As an application developer, you're trying to communicate with your users in a sense. Not so much like an author is, though. An author can only communicate information, ideas, and the like, but an app developer can communicate behavior as well as information. You have the opportunity to make your users feel empowered as well as informed.
The app marketplace is wrought with noise, though. In an attempt to get their names out, developers are hurling junk into the marketplace and seeing if it will stick. Junk may stick, but not for long. Users need real value in order to download, use, and then even recommend and kindly review your app.
So how do you cut through the noise and get your message heard?
You do it by creating a unified message.
A unified message is a clear message that only communicates one thing and does so very well. Very concisely.
Here's the analogy I like to use.
Between your voice and your audience's ear are air particles. Lots of them. Your attempt in communicating with your audience is to shake the air particles, so they cause vibrations in the ear drum of your hearer. Every one of the air particles is, however, doing its own shaking. Air particles above absolute zero are bouncing constantly, randomly, and violently off of each other and their container. This is the cause for air pressure and the reason your car is suspended a few inches off the ground.

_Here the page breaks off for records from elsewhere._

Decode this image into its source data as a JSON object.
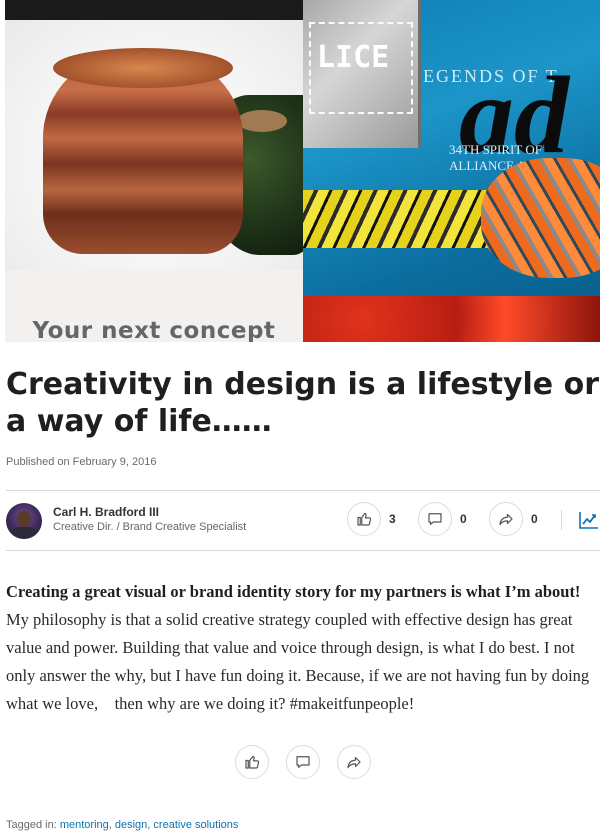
{
  "hero": {
    "left_caption": "Your next concept",
    "metal_text": "LICE",
    "legend_text": "EGENDS OF T",
    "ad_text": "ad",
    "spirit_text": "34TH SPIRIT OF ALLIANCE A"
  },
  "article": {
    "title": "Creativity in design is a lifestyle or a way of life……",
    "published": "Published on February 9, 2016"
  },
  "author": {
    "name": "Carl H. Bradford III",
    "role": "Creative Dir. / Brand Creative Specialist"
  },
  "actions": {
    "likes": "3",
    "comments": "0",
    "shares": "0"
  },
  "body": {
    "lead": "Creating a great visual or brand identity story for my partners is what I’m about!",
    "rest": " My philosophy is that a solid creative strategy coupled with effective design has great value and power. Building that value and voice through design, is what I do best. I not only answer the why, but I have fun doing it. Because, if we are not having fun by doing what we love,    then why are we doing it? #makeitfunpeople!"
  },
  "tags": {
    "prefix": "Tagged in: ",
    "items": [
      "mentoring",
      "design",
      "creative solutions"
    ],
    "separator": ", "
  },
  "colors": {
    "link": "#0a73b2",
    "title": "#1f1f1f"
  }
}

So how does your message get through amid the noise? It does so because for each moment in time as you communicate, the air particles all have one thing in common. Each of them still fulfills the random and wild whims that heat demands, but all of them fulfill what your message determined.
And that's what you must do with your app. Be certain that the function that your app performs is clear to the user, fulfill that function very well, and that's all.
Remember that your goal is to delight the user. Have you seen the video of Alexander Gamme on YouTube. Alexander did a self-supported trek from the coast of Antarctica to the South Pole and back. Upon arriving at his first cache he was really hoping to find some food. I won't spoil the rest.
I think that Mr. Gamme does a fine job of illustrating human delight. I don't imagine I'll ever create an app that is received with quite the same level of enthusiasm, but it's a good bar to set.